А когда Дилюк поцеловал её ключицу и повторил три раза её имя – «Джинн, Джинн, Джинн», имя девочки в зеленом платье, не леди Гуннхильдр и не магистр ордена – она впервые за много лет поверила, что для него это всё может быть не важно.
***
Она надеялась, что Дилюку было приятно – насколько она знала, мужчинам во время близости приятно всегда, но что-то все же грызло её. Может, это были привычные сомнения в себе, может, несоответствие произошедшего тому, о чем она обычно читала: о ярком мужском оргазме, приглушенном рыке во время пика, агрессивности движений в последний момент.
Дилюк весь акт упирался ей в шею и целовал её плечи: не менял позу, не стонал, только неровно дышал в такт движениям и руками гладил ее бедра; потом он – после окончания, как Джинн поняла – слез с неё, в последний раз поцеловав её в губы. Ей было нечего ему предъявить: ни отсутствие страстей, ни красок удовольствия.
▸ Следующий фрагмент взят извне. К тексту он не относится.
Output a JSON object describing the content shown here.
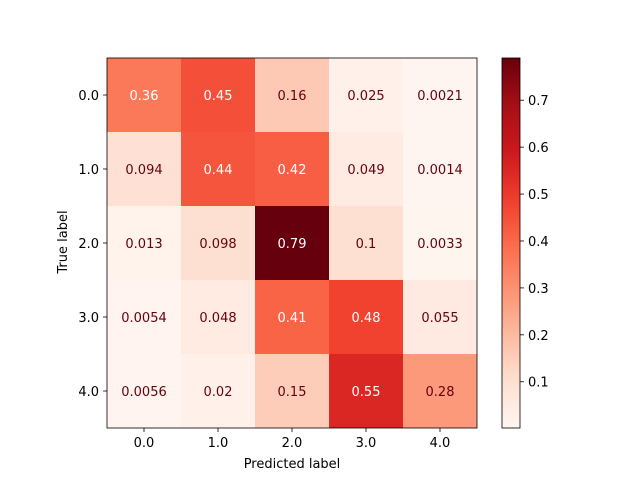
{
  "chart_data": {
    "type": "heatmap",
    "title": "",
    "xlabel": "Predicted label",
    "ylabel": "True label",
    "x_categories": [
      "0.0",
      "1.0",
      "2.0",
      "3.0",
      "4.0"
    ],
    "y_categories": [
      "0.0",
      "1.0",
      "2.0",
      "3.0",
      "4.0"
    ],
    "values": [
      [
        0.36,
        0.45,
        0.16,
        0.025,
        0.0021
      ],
      [
        0.094,
        0.44,
        0.42,
        0.049,
        0.0014
      ],
      [
        0.013,
        0.098,
        0.79,
        0.1,
        0.0033
      ],
      [
        0.0054,
        0.048,
        0.41,
        0.48,
        0.055
      ],
      [
        0.0056,
        0.02,
        0.15,
        0.55,
        0.28
      ]
    ],
    "value_labels": [
      [
        "0.36",
        "0.45",
        "0.16",
        "0.025",
        "0.0021"
      ],
      [
        "0.094",
        "0.44",
        "0.42",
        "0.049",
        "0.0014"
      ],
      [
        "0.013",
        "0.098",
        "0.79",
        "0.1",
        "0.0033"
      ],
      [
        "0.0054",
        "0.048",
        "0.41",
        "0.48",
        "0.055"
      ],
      [
        "0.0056",
        "0.02",
        "0.15",
        "0.55",
        "0.28"
      ]
    ],
    "colormap": "Reds",
    "colorbar": {
      "vmin": 0.0014,
      "vmax": 0.79,
      "ticks": [
        0.1,
        0.2,
        0.3,
        0.4,
        0.5,
        0.6,
        0.7
      ],
      "tick_labels": [
        "0.1",
        "0.2",
        "0.3",
        "0.4",
        "0.5",
        "0.6",
        "0.7"
      ]
    },
    "text_colors": {
      "dark": "#67000d",
      "light": "#ffffff"
    }
  }
}
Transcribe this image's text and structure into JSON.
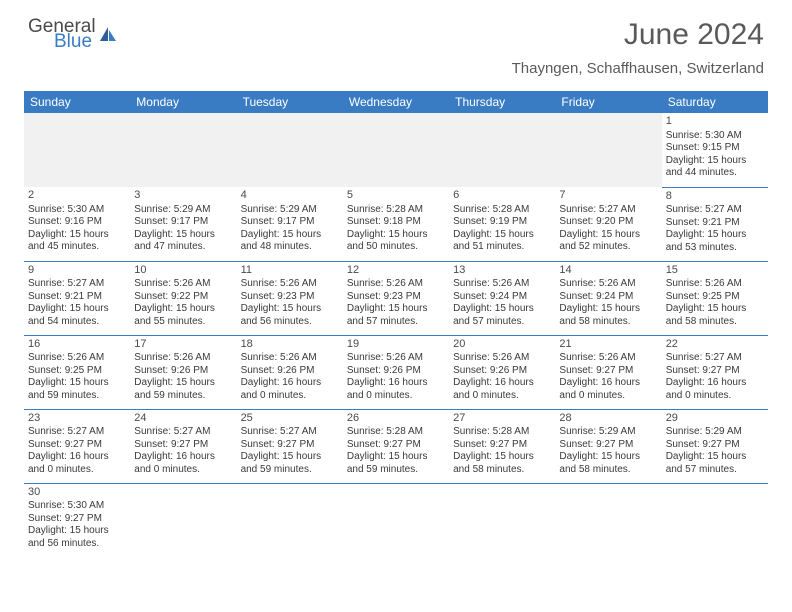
{
  "brand": {
    "part1": "General",
    "part2": "Blue"
  },
  "title": "June 2024",
  "location": "Thayngen, Schaffhausen, Switzerland",
  "header_bg": "#3a7cc4",
  "header_fg": "#ffffff",
  "border_color": "#3a7cc4",
  "blank_bg": "#f1f1f1",
  "text_color": "#3a3a3a",
  "days": [
    "Sunday",
    "Monday",
    "Tuesday",
    "Wednesday",
    "Thursday",
    "Friday",
    "Saturday"
  ],
  "weeks": [
    [
      null,
      null,
      null,
      null,
      null,
      null,
      {
        "n": 1,
        "sr": "5:30 AM",
        "ss": "9:15 PM",
        "dl": "15 hours and 44 minutes."
      }
    ],
    [
      {
        "n": 2,
        "sr": "5:30 AM",
        "ss": "9:16 PM",
        "dl": "15 hours and 45 minutes."
      },
      {
        "n": 3,
        "sr": "5:29 AM",
        "ss": "9:17 PM",
        "dl": "15 hours and 47 minutes."
      },
      {
        "n": 4,
        "sr": "5:29 AM",
        "ss": "9:17 PM",
        "dl": "15 hours and 48 minutes."
      },
      {
        "n": 5,
        "sr": "5:28 AM",
        "ss": "9:18 PM",
        "dl": "15 hours and 50 minutes."
      },
      {
        "n": 6,
        "sr": "5:28 AM",
        "ss": "9:19 PM",
        "dl": "15 hours and 51 minutes."
      },
      {
        "n": 7,
        "sr": "5:27 AM",
        "ss": "9:20 PM",
        "dl": "15 hours and 52 minutes."
      },
      {
        "n": 8,
        "sr": "5:27 AM",
        "ss": "9:21 PM",
        "dl": "15 hours and 53 minutes."
      }
    ],
    [
      {
        "n": 9,
        "sr": "5:27 AM",
        "ss": "9:21 PM",
        "dl": "15 hours and 54 minutes."
      },
      {
        "n": 10,
        "sr": "5:26 AM",
        "ss": "9:22 PM",
        "dl": "15 hours and 55 minutes."
      },
      {
        "n": 11,
        "sr": "5:26 AM",
        "ss": "9:23 PM",
        "dl": "15 hours and 56 minutes."
      },
      {
        "n": 12,
        "sr": "5:26 AM",
        "ss": "9:23 PM",
        "dl": "15 hours and 57 minutes."
      },
      {
        "n": 13,
        "sr": "5:26 AM",
        "ss": "9:24 PM",
        "dl": "15 hours and 57 minutes."
      },
      {
        "n": 14,
        "sr": "5:26 AM",
        "ss": "9:24 PM",
        "dl": "15 hours and 58 minutes."
      },
      {
        "n": 15,
        "sr": "5:26 AM",
        "ss": "9:25 PM",
        "dl": "15 hours and 58 minutes."
      }
    ],
    [
      {
        "n": 16,
        "sr": "5:26 AM",
        "ss": "9:25 PM",
        "dl": "15 hours and 59 minutes."
      },
      {
        "n": 17,
        "sr": "5:26 AM",
        "ss": "9:26 PM",
        "dl": "15 hours and 59 minutes."
      },
      {
        "n": 18,
        "sr": "5:26 AM",
        "ss": "9:26 PM",
        "dl": "16 hours and 0 minutes."
      },
      {
        "n": 19,
        "sr": "5:26 AM",
        "ss": "9:26 PM",
        "dl": "16 hours and 0 minutes."
      },
      {
        "n": 20,
        "sr": "5:26 AM",
        "ss": "9:26 PM",
        "dl": "16 hours and 0 minutes."
      },
      {
        "n": 21,
        "sr": "5:26 AM",
        "ss": "9:27 PM",
        "dl": "16 hours and 0 minutes."
      },
      {
        "n": 22,
        "sr": "5:27 AM",
        "ss": "9:27 PM",
        "dl": "16 hours and 0 minutes."
      }
    ],
    [
      {
        "n": 23,
        "sr": "5:27 AM",
        "ss": "9:27 PM",
        "dl": "16 hours and 0 minutes."
      },
      {
        "n": 24,
        "sr": "5:27 AM",
        "ss": "9:27 PM",
        "dl": "16 hours and 0 minutes."
      },
      {
        "n": 25,
        "sr": "5:27 AM",
        "ss": "9:27 PM",
        "dl": "15 hours and 59 minutes."
      },
      {
        "n": 26,
        "sr": "5:28 AM",
        "ss": "9:27 PM",
        "dl": "15 hours and 59 minutes."
      },
      {
        "n": 27,
        "sr": "5:28 AM",
        "ss": "9:27 PM",
        "dl": "15 hours and 58 minutes."
      },
      {
        "n": 28,
        "sr": "5:29 AM",
        "ss": "9:27 PM",
        "dl": "15 hours and 58 minutes."
      },
      {
        "n": 29,
        "sr": "5:29 AM",
        "ss": "9:27 PM",
        "dl": "15 hours and 57 minutes."
      }
    ],
    [
      {
        "n": 30,
        "sr": "5:30 AM",
        "ss": "9:27 PM",
        "dl": "15 hours and 56 minutes."
      },
      null,
      null,
      null,
      null,
      null,
      null
    ]
  ],
  "labels": {
    "sunrise": "Sunrise:",
    "sunset": "Sunset:",
    "daylight": "Daylight:"
  }
}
Да и не хотелось – она и не ожидала ничего свыше случившегося, будучи благодарной уже за то, что оно произошло, и не могла бы дать ничего больше ему сама. Но всё равно повисшее молчание проехалось по ее обнаженному телу неприятным холодом, будто бы она его заставила и ей необходимо за это оправдаться.
— У меня не могло быть другого мужчины, — неожиданно сказала она. — Просто не могло, понимаешь?
Дилюк в ответ поднял голову, посмотрев на неё своим нечитаемым взглядом пару секунд, после чего переместился на кровати, поцеловал ее в живот и положил на него голову. Ей стало чуть щекотно; она не знала, что люди делают после близости, но вид того, как Дилюк просто лежит на ее животе, лежит, как обычный мужчина с обычной женщиной – обнаженной, раскрасневшейся и потной, несовершенной, с раскинутыми в разные стороны грудями и полосой волос ниже пупка – показался ей настолько же естественным, насколько и по-первому неловким, и она приняла это.
Дилюк чуть потерся об ее живот щекой и закрыл глаза, почувствовав, как пальцы Джинн легли ему на затылок и стали мягко перебирать пряди.
Травы-светяшки, такие тусклые днём, начали переливаться под лунным свечением.